Juster currently serves as the deputy assistant to the president for international economic affairs and deputy director of the National Economic Council. “I was proud to support Ken’s nomination to be our country’s representative in India, one of our most important defense partners in the region,” said Sen. Mark Warner, D-Virginia, who co-chairs the Senate India Caucus with Sen. John Cornyn, R-Texas.
“I have known Ken since we were in law school in the 1970s. As Ambassador, I trust his decades of work on critical issues like trade, cybersecurity and defense will help advance the U.S.-India relationship in a positive direction,” said Warner, who also serves as vice chair of the Senate Intelligence Committee, in a press statement released shortly after Juster was confirmed.
Juster is seen as a veteran India hand. He founded and served as the U.S. Chair of the U.S.-India High Technology Cooperation Group, and was one of the key architects of the Next Steps in Strategic Partnership initiative between the United States and India.
“His work related to India played an important role in the transformation of the U.S.-India relationship and helped provide the foundation for the historic civil nuclear agreement between the two countries,” noted Warner.
Juster has also served at the State Department and at the Commerce Department. His first call of duty will be to attend the Global Entrepreneurship Summit in Hyderabad Nov. 28-30. After Trump was elected to office, several Indian American business leaders expressed concern as to whether the summit, co-hosted by India and the U.S., would occur this year.
Later this month, Trump’s daughter Ivanka will be leading a powerful delegation of business luminaries to the GES. Prime Minister Narendra Modi is expected to inaugurate the three-day event. On Sept. 28, Juster sailed through his hearing with the Senate Foreign Relations Committee, handily fielding questions on bonded labor on human trafficking. The nominee emphasized that both countries could continue to work together to combat climate change, despite Trump’s pull-out of the Paris Agreement this summer. Juster noted that India has expressed great interest in clean technology and energy from renewable sources. He was unanimously confirmed by the Senate Foreign Relations Committee Oct. 26.
Juster was nominated by President Trump in September, and is in time to join the ongoing preparations for the Global Economic Summit end of November, being hosted jointly by Washington and New Delhi, where the U.S. delegation will be led by the President’s daughter Ivanka Trump.
A key player in the making of the U.S. – India civil nuclear agreement back in 2005, Juster will be pushing forward the administration’s ambitious agenda of strengthening the strategic alliance with India particularly in the Indo-Pacific region. This in the midst of a rare asymmetric drumbeat from Washington about India’s emerging global power status and Pakistan’s harboring of terrorists.
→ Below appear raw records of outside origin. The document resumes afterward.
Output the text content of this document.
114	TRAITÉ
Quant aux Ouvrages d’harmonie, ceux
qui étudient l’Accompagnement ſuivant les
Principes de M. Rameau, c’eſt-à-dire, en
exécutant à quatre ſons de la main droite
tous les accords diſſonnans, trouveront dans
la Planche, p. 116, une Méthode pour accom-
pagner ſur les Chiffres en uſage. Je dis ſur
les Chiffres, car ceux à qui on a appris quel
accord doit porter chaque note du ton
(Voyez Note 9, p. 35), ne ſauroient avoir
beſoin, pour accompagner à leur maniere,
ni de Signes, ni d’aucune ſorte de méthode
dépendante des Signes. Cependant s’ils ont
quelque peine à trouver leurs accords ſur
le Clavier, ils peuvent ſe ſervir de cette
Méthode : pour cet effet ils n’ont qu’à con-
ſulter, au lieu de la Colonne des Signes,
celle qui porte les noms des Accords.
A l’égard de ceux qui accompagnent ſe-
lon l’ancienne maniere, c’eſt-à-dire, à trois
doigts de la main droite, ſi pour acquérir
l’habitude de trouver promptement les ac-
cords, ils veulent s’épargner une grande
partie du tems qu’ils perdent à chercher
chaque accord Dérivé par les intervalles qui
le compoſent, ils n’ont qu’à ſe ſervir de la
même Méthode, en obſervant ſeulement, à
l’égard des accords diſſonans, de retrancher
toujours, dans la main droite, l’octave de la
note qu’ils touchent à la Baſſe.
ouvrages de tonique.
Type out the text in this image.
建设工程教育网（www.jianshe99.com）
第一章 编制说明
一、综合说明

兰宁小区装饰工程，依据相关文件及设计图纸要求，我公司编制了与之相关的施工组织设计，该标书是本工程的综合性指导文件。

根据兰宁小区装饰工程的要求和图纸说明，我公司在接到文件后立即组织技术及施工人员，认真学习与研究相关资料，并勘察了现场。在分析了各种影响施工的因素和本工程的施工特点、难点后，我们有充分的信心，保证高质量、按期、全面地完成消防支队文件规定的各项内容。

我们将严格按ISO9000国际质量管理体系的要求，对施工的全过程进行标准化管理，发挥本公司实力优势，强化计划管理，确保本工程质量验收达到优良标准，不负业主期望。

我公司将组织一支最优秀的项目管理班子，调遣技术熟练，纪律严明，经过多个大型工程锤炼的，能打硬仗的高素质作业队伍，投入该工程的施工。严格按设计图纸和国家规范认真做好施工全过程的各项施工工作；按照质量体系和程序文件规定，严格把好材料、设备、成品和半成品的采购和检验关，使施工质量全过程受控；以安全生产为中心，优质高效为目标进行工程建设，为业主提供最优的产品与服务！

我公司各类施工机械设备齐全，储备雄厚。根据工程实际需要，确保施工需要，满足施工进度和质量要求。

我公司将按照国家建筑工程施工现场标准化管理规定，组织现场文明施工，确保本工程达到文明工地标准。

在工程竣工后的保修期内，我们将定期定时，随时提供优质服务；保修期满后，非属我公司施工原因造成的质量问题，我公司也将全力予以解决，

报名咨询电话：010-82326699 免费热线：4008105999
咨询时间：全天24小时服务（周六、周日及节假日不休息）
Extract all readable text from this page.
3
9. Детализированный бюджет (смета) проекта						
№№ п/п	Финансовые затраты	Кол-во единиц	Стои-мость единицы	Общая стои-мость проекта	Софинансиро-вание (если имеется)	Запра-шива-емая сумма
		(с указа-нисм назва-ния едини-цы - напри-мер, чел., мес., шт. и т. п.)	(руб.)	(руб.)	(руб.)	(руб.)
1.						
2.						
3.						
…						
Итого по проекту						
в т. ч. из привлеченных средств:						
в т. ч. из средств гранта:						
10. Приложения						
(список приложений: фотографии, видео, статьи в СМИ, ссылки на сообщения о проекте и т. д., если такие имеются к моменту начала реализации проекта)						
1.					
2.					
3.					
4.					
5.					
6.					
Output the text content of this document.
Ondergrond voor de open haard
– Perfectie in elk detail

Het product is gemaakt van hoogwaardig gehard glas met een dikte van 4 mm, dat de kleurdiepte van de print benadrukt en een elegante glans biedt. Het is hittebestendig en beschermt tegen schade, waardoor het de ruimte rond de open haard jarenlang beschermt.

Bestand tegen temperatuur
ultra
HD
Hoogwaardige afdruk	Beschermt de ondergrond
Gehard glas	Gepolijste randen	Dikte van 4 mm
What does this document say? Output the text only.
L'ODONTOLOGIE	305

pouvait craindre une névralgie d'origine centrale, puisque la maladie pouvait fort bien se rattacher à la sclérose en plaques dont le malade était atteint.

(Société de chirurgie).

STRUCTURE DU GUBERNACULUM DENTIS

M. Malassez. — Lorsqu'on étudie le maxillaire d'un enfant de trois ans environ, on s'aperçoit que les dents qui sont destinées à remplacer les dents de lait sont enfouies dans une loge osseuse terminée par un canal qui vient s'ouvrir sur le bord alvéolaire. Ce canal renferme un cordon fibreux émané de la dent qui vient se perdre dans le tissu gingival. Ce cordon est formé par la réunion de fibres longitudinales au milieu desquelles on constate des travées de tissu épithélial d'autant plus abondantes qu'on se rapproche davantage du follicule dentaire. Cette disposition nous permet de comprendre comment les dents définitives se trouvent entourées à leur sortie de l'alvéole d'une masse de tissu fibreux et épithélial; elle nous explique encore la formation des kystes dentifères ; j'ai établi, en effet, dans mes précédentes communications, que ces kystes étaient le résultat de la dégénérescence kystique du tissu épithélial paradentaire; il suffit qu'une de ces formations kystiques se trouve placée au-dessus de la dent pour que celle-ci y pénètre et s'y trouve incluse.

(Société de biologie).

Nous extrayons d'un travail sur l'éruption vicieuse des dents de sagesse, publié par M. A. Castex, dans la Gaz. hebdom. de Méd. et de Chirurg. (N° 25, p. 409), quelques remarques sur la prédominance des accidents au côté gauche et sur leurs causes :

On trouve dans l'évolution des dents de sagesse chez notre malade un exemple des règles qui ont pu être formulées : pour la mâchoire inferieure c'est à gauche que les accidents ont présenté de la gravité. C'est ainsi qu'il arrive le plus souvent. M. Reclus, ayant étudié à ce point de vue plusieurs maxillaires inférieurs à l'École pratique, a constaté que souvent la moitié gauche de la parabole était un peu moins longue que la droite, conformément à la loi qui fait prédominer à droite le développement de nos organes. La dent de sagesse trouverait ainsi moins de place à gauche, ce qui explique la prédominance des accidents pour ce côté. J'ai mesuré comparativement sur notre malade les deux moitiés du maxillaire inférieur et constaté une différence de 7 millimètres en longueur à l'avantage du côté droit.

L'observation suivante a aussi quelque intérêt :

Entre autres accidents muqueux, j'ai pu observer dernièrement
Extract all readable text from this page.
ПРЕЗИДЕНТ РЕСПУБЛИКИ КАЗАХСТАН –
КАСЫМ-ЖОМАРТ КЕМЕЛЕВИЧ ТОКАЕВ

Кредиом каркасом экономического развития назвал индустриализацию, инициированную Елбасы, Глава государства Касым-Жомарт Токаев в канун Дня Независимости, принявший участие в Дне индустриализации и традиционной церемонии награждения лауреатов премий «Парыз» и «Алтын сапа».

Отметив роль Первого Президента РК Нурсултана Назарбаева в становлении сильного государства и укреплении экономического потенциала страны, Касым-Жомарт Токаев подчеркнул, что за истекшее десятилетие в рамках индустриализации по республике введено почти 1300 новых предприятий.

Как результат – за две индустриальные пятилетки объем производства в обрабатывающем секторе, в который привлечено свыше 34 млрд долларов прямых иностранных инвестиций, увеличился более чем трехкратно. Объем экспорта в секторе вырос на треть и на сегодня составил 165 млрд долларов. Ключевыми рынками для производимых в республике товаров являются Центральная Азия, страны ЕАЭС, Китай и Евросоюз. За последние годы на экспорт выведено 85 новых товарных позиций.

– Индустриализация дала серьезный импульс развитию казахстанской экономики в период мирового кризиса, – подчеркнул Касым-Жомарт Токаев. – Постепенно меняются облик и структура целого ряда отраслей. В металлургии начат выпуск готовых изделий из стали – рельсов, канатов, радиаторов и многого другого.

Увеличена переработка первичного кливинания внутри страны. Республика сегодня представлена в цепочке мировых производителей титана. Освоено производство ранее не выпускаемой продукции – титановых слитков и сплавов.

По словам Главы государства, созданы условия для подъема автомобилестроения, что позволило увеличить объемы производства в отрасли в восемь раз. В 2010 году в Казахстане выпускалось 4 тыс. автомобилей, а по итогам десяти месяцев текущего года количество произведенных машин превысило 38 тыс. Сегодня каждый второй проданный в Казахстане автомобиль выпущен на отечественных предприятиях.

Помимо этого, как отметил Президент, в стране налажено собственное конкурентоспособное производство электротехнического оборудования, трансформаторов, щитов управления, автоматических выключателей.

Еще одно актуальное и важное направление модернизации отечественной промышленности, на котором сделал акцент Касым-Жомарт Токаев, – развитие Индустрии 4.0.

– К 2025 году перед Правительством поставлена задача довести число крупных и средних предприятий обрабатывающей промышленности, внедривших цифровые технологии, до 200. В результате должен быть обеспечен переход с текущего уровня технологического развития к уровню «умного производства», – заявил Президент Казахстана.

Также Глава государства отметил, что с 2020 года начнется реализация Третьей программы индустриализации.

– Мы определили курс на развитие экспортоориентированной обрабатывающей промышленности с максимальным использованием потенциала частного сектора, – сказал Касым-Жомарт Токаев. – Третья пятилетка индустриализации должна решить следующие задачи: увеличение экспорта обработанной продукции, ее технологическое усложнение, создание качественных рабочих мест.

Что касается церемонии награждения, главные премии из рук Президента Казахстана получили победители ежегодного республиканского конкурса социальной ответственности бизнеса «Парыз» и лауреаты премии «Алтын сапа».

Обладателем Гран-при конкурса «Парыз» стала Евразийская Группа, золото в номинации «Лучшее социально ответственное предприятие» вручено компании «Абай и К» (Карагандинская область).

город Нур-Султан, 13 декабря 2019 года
In his testimony at the Committee hearings, Juster said he looked forward to advancing “our strategic partnership with India – a relationship that is critical to promoting U.S. national security and economic interests.” He also spoke of the contributions of the nearly 4 million Indian-Americans, and stressed that as a democracy, India’s government and its civil society community was already “grappling” with issues like bonded labor and human rights as well as sex trafficking. He said he would find the right “interlocutors” to address American concerns in every area of concern.